The 1-2-1-1 Full Court Zone Press is one of the more utilised rotations for defensive trapping systems in the full court. Often used as a common alternative to the 1-2-2 alignment to try and extended defenders further down the court and limit options used by offensive teams to make long passes over the head of the last line of defenders.
The alignment described within the scenario below places the One (1) not at the top of the press, but in the third line of the 1-2-1-1 Full Court Zone Press. This is unusual as most defences have the Point Guard who is one of the quicker players on the team involved in the trap. This alternative has been highlighted as a way of putting the most crucial position in the 1-2-1-1 Full Court Zone Press in the hands of the most basketball savvy player, which is often the Point Guard. The player in the third line of the defence will be responsible for making the most crucial decisions to guard or not guard players. Having a player who does not have defensive awareness in this position will be a weakness you cannot overcome.
To allow this rotation to happen however, the defensive team must have a mobile and capable Three (3) and Four (4) to be able to take an active part in trapping and rotate at pace to get behind the ball once the offense unfolds.
1-2-1-1 Full Court Zone Press is one of the popular full court trapping formations. The variation from that of the standard 1-2-2 provides some additional length to the pressing team’s defensive layers and provides better vision of the court by the last defender (Five).
As with all full court defences the 1-2-1-1 Full Court Zone Press is most affective following a scoring possession or after a foul shot. This is because these scenarios allow for the defensive players to set-up and consolidate their starting position prior to the ball becoming live.
When the ball enters the floor there will be two players trapping, two players as interceptors (marking passes to players one pass away) and one as a safety (Five).
The two preferred trapping areas are indicated in grey. As can be seen in the diagram the opportunity to initiate the trap is very long, in some situations their might be enough area available to trap for a second time within this space.

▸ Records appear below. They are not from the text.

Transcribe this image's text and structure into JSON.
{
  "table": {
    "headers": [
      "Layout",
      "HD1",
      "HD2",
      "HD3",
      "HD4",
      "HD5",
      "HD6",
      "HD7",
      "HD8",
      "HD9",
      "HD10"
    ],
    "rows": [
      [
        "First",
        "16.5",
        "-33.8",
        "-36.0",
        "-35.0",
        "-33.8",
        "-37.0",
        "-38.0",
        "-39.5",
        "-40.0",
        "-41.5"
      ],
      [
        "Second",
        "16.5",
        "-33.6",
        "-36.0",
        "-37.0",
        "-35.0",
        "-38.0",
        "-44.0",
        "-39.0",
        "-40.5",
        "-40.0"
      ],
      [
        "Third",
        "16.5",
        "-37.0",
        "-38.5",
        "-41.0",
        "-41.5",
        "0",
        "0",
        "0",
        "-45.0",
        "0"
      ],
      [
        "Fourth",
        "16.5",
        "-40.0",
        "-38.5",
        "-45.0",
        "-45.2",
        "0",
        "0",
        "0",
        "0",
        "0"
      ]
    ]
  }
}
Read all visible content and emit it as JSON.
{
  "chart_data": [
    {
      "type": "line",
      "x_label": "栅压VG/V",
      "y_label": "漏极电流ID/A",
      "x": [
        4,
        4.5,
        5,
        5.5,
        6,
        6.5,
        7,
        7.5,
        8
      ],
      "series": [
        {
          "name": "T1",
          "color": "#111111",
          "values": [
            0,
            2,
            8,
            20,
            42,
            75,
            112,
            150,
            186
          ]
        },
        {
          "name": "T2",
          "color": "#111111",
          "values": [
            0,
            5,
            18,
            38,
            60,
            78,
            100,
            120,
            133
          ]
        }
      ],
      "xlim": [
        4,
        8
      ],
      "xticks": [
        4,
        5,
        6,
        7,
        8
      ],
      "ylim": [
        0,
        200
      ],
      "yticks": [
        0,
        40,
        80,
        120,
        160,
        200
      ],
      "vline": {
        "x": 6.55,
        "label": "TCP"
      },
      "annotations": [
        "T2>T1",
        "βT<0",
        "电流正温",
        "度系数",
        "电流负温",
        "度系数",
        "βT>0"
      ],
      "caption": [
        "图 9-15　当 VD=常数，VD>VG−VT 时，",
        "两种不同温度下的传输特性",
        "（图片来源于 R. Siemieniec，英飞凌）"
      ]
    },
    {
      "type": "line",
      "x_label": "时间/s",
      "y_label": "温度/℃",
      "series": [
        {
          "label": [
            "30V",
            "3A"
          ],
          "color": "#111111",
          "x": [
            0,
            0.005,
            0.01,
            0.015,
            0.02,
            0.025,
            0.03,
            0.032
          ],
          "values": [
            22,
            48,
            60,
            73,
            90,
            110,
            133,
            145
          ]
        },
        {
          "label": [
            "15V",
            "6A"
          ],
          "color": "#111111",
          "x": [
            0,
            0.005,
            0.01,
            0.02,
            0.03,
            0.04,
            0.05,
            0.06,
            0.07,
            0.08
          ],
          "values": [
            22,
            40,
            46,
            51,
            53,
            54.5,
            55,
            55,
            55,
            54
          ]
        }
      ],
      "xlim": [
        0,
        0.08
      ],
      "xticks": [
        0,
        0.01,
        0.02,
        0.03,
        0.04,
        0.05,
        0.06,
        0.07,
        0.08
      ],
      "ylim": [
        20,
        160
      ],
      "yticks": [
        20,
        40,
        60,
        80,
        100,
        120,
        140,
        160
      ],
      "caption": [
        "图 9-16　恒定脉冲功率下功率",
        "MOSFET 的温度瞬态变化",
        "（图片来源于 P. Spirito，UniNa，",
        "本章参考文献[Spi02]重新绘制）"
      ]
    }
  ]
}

The defensive players must attempt to stop the ball from coming to the middle of the floor, as this will result in a delay tactic rather than a trapping situation.
As the ball is inbounded, the players must position themselves so the ball goes toward the trapping areas.
Players who are not involved in trapping the ball will need to deny the pass to the middle and look to intercept the pass down court. They must position themselves accordingly to the offensive players who are one pass away from the ball.
As a teaching point for each step an offensive player takes within a defensive player’s zone, the defender must be moving step for step to be able to react to the movement and correctly position themselves.
The defenders involved in trapping the ball (Three and Two) must be active in both feet and hands to limit the possibility of breaking through or passing out of the trap.
Active hands by the trapping defenders is a must. The trapping defenders must look to mirror the ball and attempt to have the dribbler put the ball above their head to make a slow and long pass.
As the ball is trapped in the corner or on the sideline, Four (4) denies the pass into the middle of the court.
One (1) denies the pass to the middle and the pass down the sideline.
Five (5) should play behind the last offensive line, looking to intercept any long passes. Depending on how mobile the Five (5) is, this player can look to move up the floor and ply closer to the defenders.
If the horizontal pass is made, Four (4) and Three (3) will now trap.
Two (2) now denies the pass into the middle of the court
One (1) denies the pass down the sideline and the pass into the middle
Five (5) remains behind the last line of offence ready to intercept any long passes.
The exact rotations and movement of players should be communicated by coaching staff once the oppositions press breaker has been scouted and broken down. This will ensure the 1-2-1-1 Full Court Zone Press continues to be effective in creating pressure situations for a team’s opposition even after they have seen and planned for it.
If the sideline pass is successfully thrown, then One (1) must contain the player with the ball. One (1) must look to contain this players dribbles and limit the opportunity for an advantage situation to unfold for the offensive team.
Two (2) must hustle back to double team the ball.
There is an option in this scenario for the secondary rotation to come from the Three (3). This is because the Three (3) can see where the ball was passed. This a common reason sighted for the Three (3) rotating. In the example provided however, it is thought That players would be more familiar rotating and recovering down the lanes they start within initially during the set-up for the 1-2-1-1 Full Court Zone Press.
Four (4) rotates to behind the line of the ball as an interceptor.
Three (3) rotates back to a mid-court split line position.
Five (5) falls back into the keyway as a safety.
As can be seen the defensive team in any on-ball situation still maintains two defenders trapping the ball, two interceptors and a safety.